M2 (v0.2) — Templates, Regions, and Examples
- Template library + editor; draw/save bboxes; per-page runs; examples gallery.
- Multiple providers; concurrency and caching; logs and token usage.
- Acceptance: A user can create a new template with variables and run it across 10 pages with regions in one click.
M3 (v0.3) — Projects and Evals
- Projects grouping; batch runs over documents; dataset export; simple eval harness with spot checks.
- Acceptance: A user can run a project over 100 pages and export an evaluation-ready JSONL in < 10 minutes.

Open Questions

Do we require strict JSON schema validation with auto-repair, or soft validation with warnings?
What are the approved external providers for sensitive documents?
Should we include table renderers in the UI, or keep to JSON/Markdown only?
How long should run artifacts persist by default (e.g., 7 days)?

Risks & Mitigations

External API variability: Abstract through connectors; provide stubs/mocks for local dev.
Document diversity: Offer preprocessing toggles and template variables; maintain an examples gallery.
Cost visibility: Track token usage and estimated cost per run; warn when large batches are selected.

Appendices

Example: Layout Extraction Prompt (concept)

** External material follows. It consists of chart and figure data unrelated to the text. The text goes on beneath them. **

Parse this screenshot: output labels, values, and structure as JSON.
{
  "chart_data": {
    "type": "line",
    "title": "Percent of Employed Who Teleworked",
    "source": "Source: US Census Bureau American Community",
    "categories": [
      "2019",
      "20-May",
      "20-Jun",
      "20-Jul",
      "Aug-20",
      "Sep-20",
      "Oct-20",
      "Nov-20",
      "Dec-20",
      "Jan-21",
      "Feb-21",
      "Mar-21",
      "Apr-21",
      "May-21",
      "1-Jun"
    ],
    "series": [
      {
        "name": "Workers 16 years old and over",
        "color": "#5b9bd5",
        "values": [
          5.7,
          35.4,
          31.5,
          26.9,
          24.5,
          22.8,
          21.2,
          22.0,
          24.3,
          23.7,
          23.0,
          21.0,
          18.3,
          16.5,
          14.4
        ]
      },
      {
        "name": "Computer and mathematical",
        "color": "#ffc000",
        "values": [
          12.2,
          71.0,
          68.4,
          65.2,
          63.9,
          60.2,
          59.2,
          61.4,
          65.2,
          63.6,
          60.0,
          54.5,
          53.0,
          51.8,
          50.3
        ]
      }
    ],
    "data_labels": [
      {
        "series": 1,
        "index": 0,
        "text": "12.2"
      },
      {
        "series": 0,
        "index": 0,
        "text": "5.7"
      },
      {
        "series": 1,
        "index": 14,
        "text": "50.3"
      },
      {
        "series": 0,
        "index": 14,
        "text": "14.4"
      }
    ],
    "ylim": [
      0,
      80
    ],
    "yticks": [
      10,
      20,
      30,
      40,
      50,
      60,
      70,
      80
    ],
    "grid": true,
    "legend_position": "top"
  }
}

System: You are a vision-language model that outputs structured JSON only.
User: Please output the layout information from the PDF page image. For each element, return:
- bbox: [x1, y1, x2, y2] in image pixels
- category: string label from {"title","header","paragraph","table","figure","footnote"}
- text: content within bbox
Return JSON: {"elements": [{"bbox": [..], "category": "..", "text": ".."}], "page": <number>}.